I found a thread on overclock about the what each setting means

CPU Clock Ratio: Allows you to alter the clock ratio for the installed CPU.
CPU Host Clock Control: Enables or disables the control of CPU host clock. Enabled will allow the CPU Host Frequency
item below to be configurable.
CPU Host Frequency (Mhz): Allows you to manually set the CPU host frequency.
PCI Express Frequency(Mhz): Allows you to manually set the PCIe clock frequency.
System Memory Multiplier: Allows you to set the system memory multiplier.
System Voltage Control: Determines whether to manually set the system voltages.
DDR2 OverVoltage Control: Allows you to set the memory voltage.
PCI-E OverVoltage Control: Allows you to set the PCIe bus voltage.
FSB OverVoltage Control: Allows you to set the Front Side Bus voltage.
(G)MCH OverVoltage Control: Allows you to set the North Bridge voltage.
CPU Voltage Control: Allows you to set the CPU voltage.

which one of these is the FSB? Is it Memory Frequency?
Edited by nachos - 6/16/11 at 2:32pm
post #4 of 22
Ok... enable CPU host clock control, that will allow you to change the FSB. Then change it as you wish. be forewarned it will require increasing the CPU voltage.

Another few things: set the PCI-E frequency to 100mhz, it does not like going much faster than that, and keep your memory below 900mhz unless you plan on overclocking that as well. Speaking of your memory, what is it?
post #5 of 22
Thread Starter 
Quote:
Originally Posted by Cyrious View Post
Ok... enable CPU host clock control, that will allow you to change the FSB. Then change it as you wish. be forewarned it will require increasing the CPU voltage.

Another few things: set the PCI-E frequency to 100mhz, it does not like going much faster than that, and keep your memory below 900mhz unless you plan on overclocking that as well.

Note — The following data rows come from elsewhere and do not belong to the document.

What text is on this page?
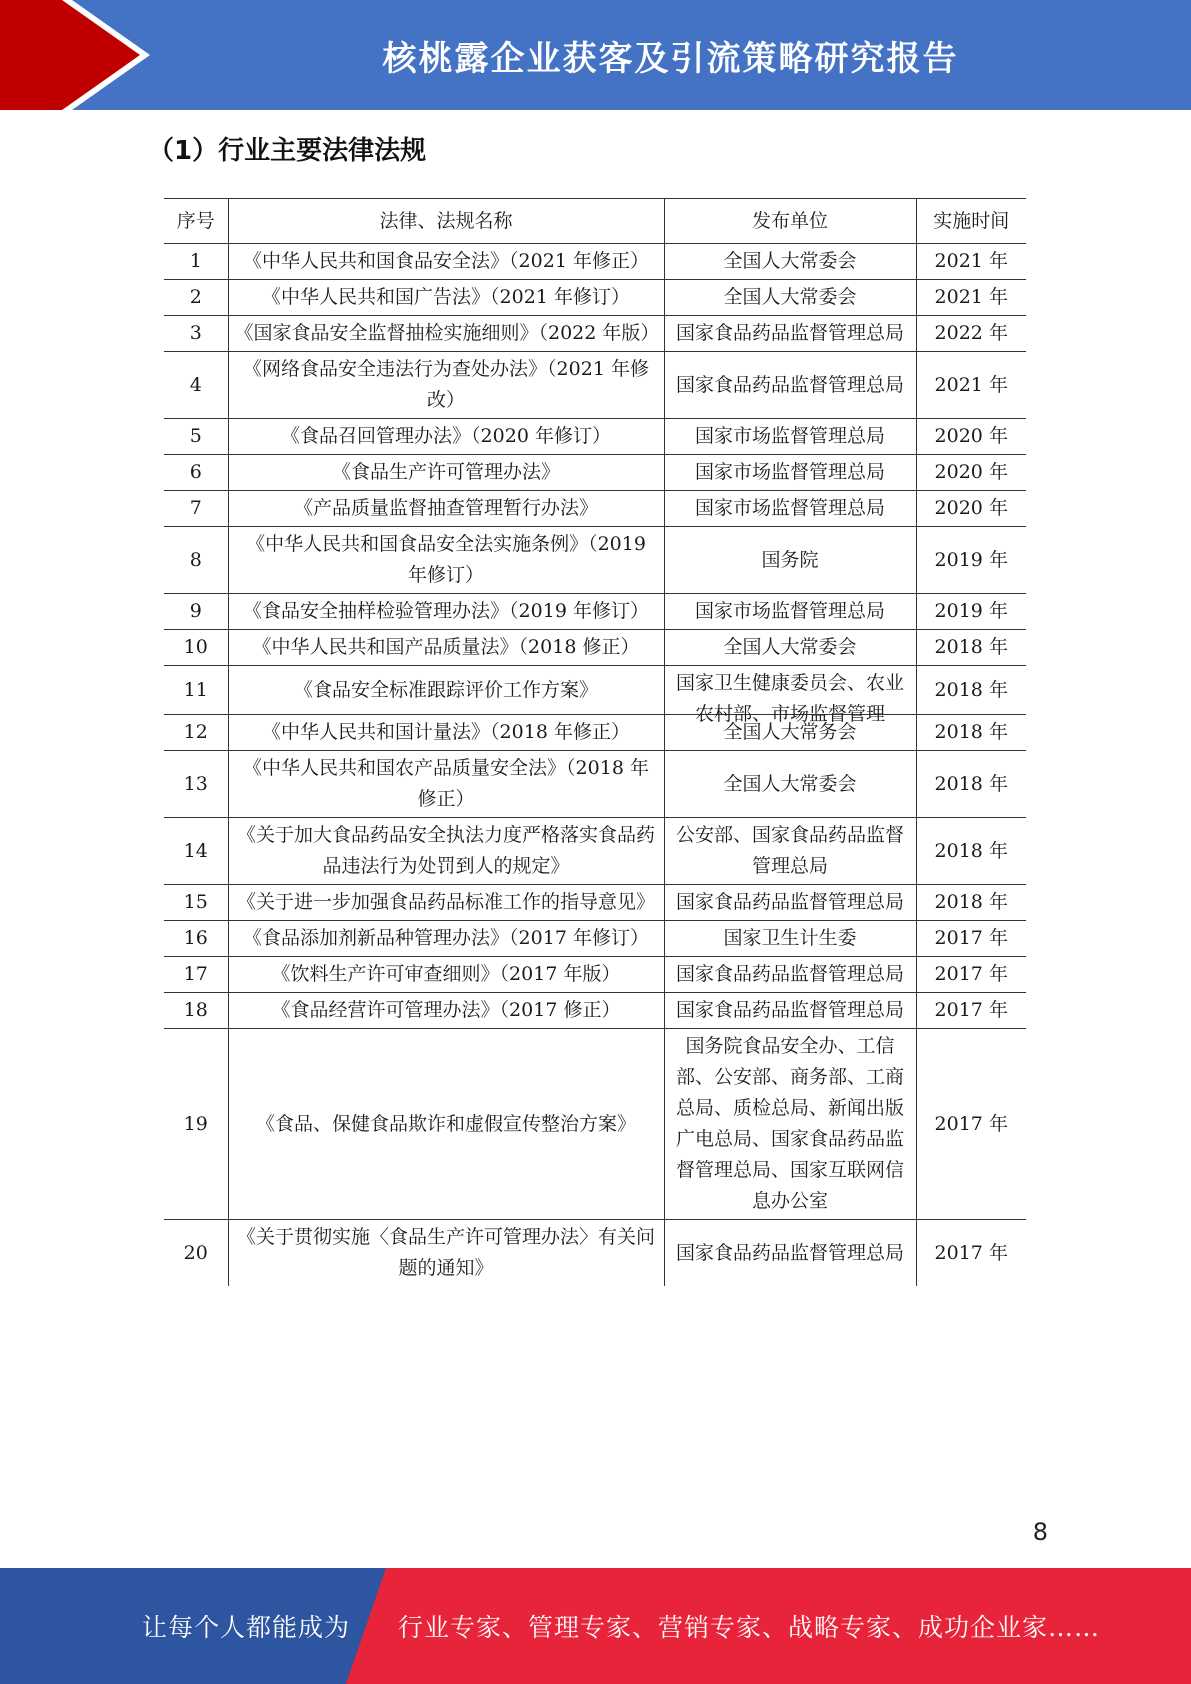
核桃露企业获客及引流策略研究报告
（1）行业主要法律法规
序号	法律、法规名称	发布单位	实施时间
1	《中华人民共和国食品安全法》（2021 年修正）	全国人大常委会	2021 年
2	《中华人民共和国广告法》（2021 年修订）	全国人大常委会	2021 年
3	《国家食品安全监督抽检实施细则》（2022 年版）	国家食品药品监督管理总局	2022 年
4	《网络食品安全违法行为查处办法》（2021 年修改）	国家食品药品监督管理总局	2021 年
5	《食品召回管理办法》（2020 年修订）	国家市场监督管理总局	2020 年
6	《食品生产许可管理办法》	国家市场监督管理总局	2020 年
7	《产品质量监督抽查管理暂行办法》	国家市场监督管理总局	2020 年
8	《中华人民共和国食品安全法实施条例》（2019 年修订）	国务院	2019 年
9	《食品安全抽样检验管理办法》（2019 年修订）	国家市场监督管理总局	2019 年
10	《中华人民共和国产品质量法》（2018 修正）	全国人大常委会	2018 年
11	《食品安全标准跟踪评价工作方案》	国家卫生健康委员会、农业农村部、市场监督管理	2018 年
12	《中华人民共和国计量法》（2018 年修正）	全国人大常务会	2018 年
13	《中华人民共和国农产品质量安全法》（2018 年修正）	全国人大常委会	2018 年
14	《关于加大食品药品安全执法力度严格落实食品药品违法行为处罚到人的规定》	公安部、国家食品药品监督管理总局	2018 年
15	《关于进一步加强食品药品标准工作的指导意见》	国家食品药品监督管理总局	2018 年
16	《食品添加剂新品种管理办法》（2017 年修订）	国家卫生计生委	2017 年
17	《饮料生产许可审查细则》（2017 年版）	国家食品药品监督管理总局	2017 年
18	《食品经营许可管理办法》（2017 修正）	国家食品药品监督管理总局	2017 年
19	《食品、保健食品欺诈和虚假宣传整治方案》	国务院食品安全办、工信部、公安部、商务部、工商总局、质检总局、新闻出版广电总局、国家食品药品监督管理总局、国家互联网信息办公室	2017 年
20	《关于贯彻实施〈食品生产许可管理办法〉有关问题的通知》	国家食品药品监督管理总局	2017 年
8
让每个人都能成为 行业专家、管理专家、营销专家、战略专家、成功企业家……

Speaking of your memory, what is it?
Here's my memory http://www.newegg.com/Product/Produc...82E16820231098

Yea I enabled CPU host clock control to see what happens, where is the FSB?
And what do I change the CPU Voltage control to?
Edited by nachos - 6/16/11 at 2:52pm
post #6 of 22
Quote:
Originally Posted by nachos View Post
Here's my memory http://www.newegg.com/Product/Produc...82E16820231098

Yea I enabled CPU host clock control to see what happens, where is the FSB? Is it CPU Host Frequency right below it?
yeah. Watch the memory setting below it, as it MAY change when you change the FSB. Just to be on the safe side, increase the memory voltage to 2V. It can easily handle it, and gives you a little extra room to play with.
post #7 of 22
Thread Starter 
Quote:
Originally Posted by Cyrious View Post
yeah. Watch the memory setting below it, as it MAY change when you change the FSB. Just to be on the safe side, increase the memory voltage to 2V. It can easily handle it, and gives you a little extra room to play with.
ok great, when I enable clock control, the FSB is at 332. It allows me to change any digits from 100-700. I thought it was the multipler x the FSB = whatever GHz your cpu is?

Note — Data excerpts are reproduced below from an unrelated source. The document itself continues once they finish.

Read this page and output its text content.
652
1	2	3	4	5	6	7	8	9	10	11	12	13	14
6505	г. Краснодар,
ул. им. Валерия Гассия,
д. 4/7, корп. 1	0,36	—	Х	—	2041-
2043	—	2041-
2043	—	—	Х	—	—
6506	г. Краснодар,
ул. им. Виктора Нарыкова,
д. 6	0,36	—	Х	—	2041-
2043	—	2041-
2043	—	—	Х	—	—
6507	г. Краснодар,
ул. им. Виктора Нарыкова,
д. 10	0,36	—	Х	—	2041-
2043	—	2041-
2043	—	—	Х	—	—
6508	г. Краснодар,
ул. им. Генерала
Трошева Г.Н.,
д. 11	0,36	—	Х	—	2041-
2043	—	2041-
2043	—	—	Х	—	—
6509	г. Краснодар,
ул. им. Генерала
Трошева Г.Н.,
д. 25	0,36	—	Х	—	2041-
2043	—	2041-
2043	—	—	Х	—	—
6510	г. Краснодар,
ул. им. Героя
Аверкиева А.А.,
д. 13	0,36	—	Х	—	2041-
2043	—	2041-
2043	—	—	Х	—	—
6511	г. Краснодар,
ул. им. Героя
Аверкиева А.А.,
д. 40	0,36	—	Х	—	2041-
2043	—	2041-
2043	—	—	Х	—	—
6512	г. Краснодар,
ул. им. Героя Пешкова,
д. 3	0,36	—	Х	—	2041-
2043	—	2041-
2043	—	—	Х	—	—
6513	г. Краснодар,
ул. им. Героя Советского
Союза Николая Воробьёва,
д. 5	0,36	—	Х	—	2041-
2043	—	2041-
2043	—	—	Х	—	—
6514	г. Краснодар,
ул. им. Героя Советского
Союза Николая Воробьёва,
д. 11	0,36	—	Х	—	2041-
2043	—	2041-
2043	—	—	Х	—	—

332 x 9 is around 2.7ghz isnt it?
post #8 of 22
Quote:
Originally Posted by nachos View Post
ok great, when I enable clock control, the FSB is at 332. It allows me to change any digits from 100-700. I thought it was the multipler x the FSB = whatever GHz your cpu is?

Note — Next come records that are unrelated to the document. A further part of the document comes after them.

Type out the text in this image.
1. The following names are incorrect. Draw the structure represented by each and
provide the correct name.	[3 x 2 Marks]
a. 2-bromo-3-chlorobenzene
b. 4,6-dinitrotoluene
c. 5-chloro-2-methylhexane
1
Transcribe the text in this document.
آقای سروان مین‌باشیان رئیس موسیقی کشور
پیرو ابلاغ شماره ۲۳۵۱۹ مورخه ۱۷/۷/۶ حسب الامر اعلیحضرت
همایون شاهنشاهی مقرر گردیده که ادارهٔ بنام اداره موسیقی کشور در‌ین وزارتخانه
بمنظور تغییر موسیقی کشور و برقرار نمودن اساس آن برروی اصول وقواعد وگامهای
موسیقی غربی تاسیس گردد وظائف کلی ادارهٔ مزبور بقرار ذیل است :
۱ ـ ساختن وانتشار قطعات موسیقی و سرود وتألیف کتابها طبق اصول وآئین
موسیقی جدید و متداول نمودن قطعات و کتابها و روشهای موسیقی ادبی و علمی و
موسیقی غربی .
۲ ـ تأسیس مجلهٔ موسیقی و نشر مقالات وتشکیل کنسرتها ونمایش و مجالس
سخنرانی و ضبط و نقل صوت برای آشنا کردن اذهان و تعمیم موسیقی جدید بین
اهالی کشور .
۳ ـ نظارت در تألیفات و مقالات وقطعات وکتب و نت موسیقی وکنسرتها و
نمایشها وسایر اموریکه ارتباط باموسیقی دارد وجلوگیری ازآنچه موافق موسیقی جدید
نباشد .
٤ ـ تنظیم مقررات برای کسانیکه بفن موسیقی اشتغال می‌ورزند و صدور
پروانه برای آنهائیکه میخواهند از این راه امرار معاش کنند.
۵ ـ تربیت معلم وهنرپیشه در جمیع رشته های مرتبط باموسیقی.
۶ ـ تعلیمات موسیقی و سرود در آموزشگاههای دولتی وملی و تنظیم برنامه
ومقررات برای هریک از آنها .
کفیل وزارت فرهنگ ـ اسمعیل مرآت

332 x 9 is around 2.7ghz isnt it?
exactly. Like i said, you may need to increase the core voltage to get to the clock speed you desire.
post #9 of 22
Thread Starter 
Quote:
Originally Posted by Cyrious View Post
exactly. Like i said, you may need to increase the core voltage to get to the clock speed you desire.
9x332 is actually 2.99, which is what my cpu is supposed to be at,

im totally confused, and I did not change my voltage when I first OC'd back in 2007

edit* I think I get it, since my CPU Host clock control is Disabled, that's why it's not at 2.99?
Edited by nachos - 6/16/11 at 3:24pm
post #10 of 22
Quote:
Originally Posted by nachos View Post
9x332 is actually 2.99, which is what my cpu is supposed to be at,

im totally confused, and I did not change my voltage when I first OC'd back in 2007

edit* I think I get it, since my CPU Host clock control is Disabled, that's why it's not at 2.99?
maybe. Turn it on and see what happens.